J’avais craqué il y a quelques mois. Après une énième crise, à un moment où j’avais eu besoin de me sentir un peu moins seule dans cette attente, où j’avais besoin de lire le refus d’un homme et finalement comment il avait cédé. J’ai commandé les deux tomes de « Je veux un bébé tout de suite ». Je suis déjà le blog assidûment, je m’y retrouve toujours beaucoup et pas uniquement dans les sujets concernant l’attente. J’ai reçu ces deux volumes, je les ai dévorés, puis rangés, cachés.

Je m’étais dit qu’ils pourraient éventuellement me servir à ouvrir la discussion avec le Crapaud. Qu’il pourrait lire l’attente d’une autre que moi et constater que je n’étais pas là seule à avoir cette idée fixe. Qu’il pourrait voir que d’autres hommes ont les mêmes réticences que lui, qu’il n’était pas seul lui non plus. La BD est sans langue de bois, elle n’idéalise pas, tout en tournant en dérision, les sensibilités des deux membres du couples sont présentées. Mais je n’ai pas osé lui faire lire… ça me paraissait un peu « rentre dedans » comme méthode, et j’ai pensé qu’il s’offusquerait dès la lecture du titre. Je les ai gardées pour moi.

Je-veux-un-bébé

Pour une raison sans doute intimement liée au psychotage actuel, j’ai eu envie de relire le premier tome ce matin. Il ne m’avait pas tant émue à la première lecture, mais là, j’ai versé quelques larmes sur plusieurs planches. Et après avoir terminé la dernière page. J’ai aussi été fourrer mon nez dans la douce fourrure des seuls bébés que compte actuellement ma vie, et y ai verser quelques larmes supplémentaires.

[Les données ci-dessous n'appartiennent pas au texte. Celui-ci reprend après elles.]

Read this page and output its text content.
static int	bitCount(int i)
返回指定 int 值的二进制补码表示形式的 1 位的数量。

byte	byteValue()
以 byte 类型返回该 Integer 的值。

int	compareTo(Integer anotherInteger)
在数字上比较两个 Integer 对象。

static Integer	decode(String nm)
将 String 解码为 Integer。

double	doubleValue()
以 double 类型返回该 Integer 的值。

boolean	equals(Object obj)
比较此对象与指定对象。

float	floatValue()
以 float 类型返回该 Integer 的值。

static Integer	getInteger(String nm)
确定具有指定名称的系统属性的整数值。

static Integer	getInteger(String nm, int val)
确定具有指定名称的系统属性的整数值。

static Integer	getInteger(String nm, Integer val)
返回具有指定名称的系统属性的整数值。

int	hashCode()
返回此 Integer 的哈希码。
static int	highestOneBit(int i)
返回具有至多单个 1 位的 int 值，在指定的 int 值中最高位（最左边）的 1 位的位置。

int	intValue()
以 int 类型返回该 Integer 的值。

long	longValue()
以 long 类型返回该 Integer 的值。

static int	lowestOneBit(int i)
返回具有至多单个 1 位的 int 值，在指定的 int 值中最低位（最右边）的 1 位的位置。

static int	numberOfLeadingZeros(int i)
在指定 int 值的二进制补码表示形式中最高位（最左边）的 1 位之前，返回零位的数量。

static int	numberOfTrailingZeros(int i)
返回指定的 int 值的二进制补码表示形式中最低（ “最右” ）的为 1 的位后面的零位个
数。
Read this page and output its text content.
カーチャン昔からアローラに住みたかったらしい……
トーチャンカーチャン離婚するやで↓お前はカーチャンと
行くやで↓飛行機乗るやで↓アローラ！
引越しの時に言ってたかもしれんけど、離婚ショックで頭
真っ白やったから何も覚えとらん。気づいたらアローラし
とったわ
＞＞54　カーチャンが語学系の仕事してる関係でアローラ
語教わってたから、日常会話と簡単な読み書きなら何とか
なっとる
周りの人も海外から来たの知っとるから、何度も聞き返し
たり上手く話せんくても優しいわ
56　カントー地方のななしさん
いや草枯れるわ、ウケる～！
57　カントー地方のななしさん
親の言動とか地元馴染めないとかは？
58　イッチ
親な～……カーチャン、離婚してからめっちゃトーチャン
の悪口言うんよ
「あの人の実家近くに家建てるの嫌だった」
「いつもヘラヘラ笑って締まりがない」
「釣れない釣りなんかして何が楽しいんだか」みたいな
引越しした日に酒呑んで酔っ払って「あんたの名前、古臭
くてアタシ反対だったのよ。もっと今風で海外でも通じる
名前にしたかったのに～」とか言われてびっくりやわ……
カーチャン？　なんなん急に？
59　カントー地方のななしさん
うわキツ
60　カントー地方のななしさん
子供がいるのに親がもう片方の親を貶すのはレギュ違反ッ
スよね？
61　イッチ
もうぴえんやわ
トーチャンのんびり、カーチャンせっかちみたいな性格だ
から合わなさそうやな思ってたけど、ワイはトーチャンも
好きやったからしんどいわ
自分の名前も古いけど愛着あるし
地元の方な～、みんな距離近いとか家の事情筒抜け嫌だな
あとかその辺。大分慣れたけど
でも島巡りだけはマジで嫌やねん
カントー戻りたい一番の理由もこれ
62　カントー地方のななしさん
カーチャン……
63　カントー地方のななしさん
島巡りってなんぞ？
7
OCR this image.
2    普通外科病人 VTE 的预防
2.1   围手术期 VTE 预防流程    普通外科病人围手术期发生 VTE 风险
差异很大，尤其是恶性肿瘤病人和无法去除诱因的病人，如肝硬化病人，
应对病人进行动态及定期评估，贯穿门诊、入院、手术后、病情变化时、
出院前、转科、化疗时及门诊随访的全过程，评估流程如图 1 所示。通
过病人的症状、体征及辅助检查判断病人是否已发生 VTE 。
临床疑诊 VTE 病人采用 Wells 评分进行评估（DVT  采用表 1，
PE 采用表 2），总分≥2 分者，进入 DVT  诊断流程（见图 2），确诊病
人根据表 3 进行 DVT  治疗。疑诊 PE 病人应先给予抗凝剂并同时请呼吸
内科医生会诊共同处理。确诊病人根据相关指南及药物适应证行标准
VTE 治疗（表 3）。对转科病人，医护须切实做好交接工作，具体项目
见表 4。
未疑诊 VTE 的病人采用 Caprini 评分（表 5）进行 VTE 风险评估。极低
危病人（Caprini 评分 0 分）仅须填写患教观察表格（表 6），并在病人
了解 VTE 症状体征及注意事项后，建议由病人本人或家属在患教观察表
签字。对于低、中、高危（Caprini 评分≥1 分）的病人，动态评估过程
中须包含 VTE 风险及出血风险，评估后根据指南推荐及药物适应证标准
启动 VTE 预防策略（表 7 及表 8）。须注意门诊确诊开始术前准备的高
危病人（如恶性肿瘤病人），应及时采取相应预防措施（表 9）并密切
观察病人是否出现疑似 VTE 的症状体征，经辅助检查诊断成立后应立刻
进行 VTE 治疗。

Ce qui me conforte encore dans mon psychotage intensif. Cet excès de sensiblerie ne serait pas un nouveau symptôme? Au même titre que cette poitrine qui tiraille, ce que, pour le coup, je suis quasi sure de ne pas inventer. Les nausées elles, j’ai du me résoudre à croire qu’elles n’avaient jamais existé ailleurs que dans ma tête.

Evidemment, si je psychote encore c’est parce que les Écarlates ne sont toujours pas arrivées. Et aucun signe n’annonce leur venue imminente. Tout ces petits, signes, cet espoir toujours plus fort… j’ai tellement envie d’y croire.

Pour mettre fin à cette folie (et à mon auto-palpage 20 fois par jour), le Crapaud a proposé d’aller acheter un test de grossesse. Il est plus probable que je l’achète moi-même mais nous arrivons tous les deux à la même conclusion : il faut une issue à ce cycle, quel qu’elle soit, il faut tester.

Pour continuer à vivre sans cet énorme doute, pour reprendre le cours de la vie là où il s’est un peu mis sur « pause ». Pour se décider à s’inscrire au centre équestre pour la rentrée, se projeter à fond dans les vacances à venir et éventuellement envisager des examens si cette absence de règles s’éternise sans raison.

Ou pour commencer une nouvelle vie, faite de bonheur tant désiré, mais aussi de doutes et d’angoisses à venir. Il va falloir tester.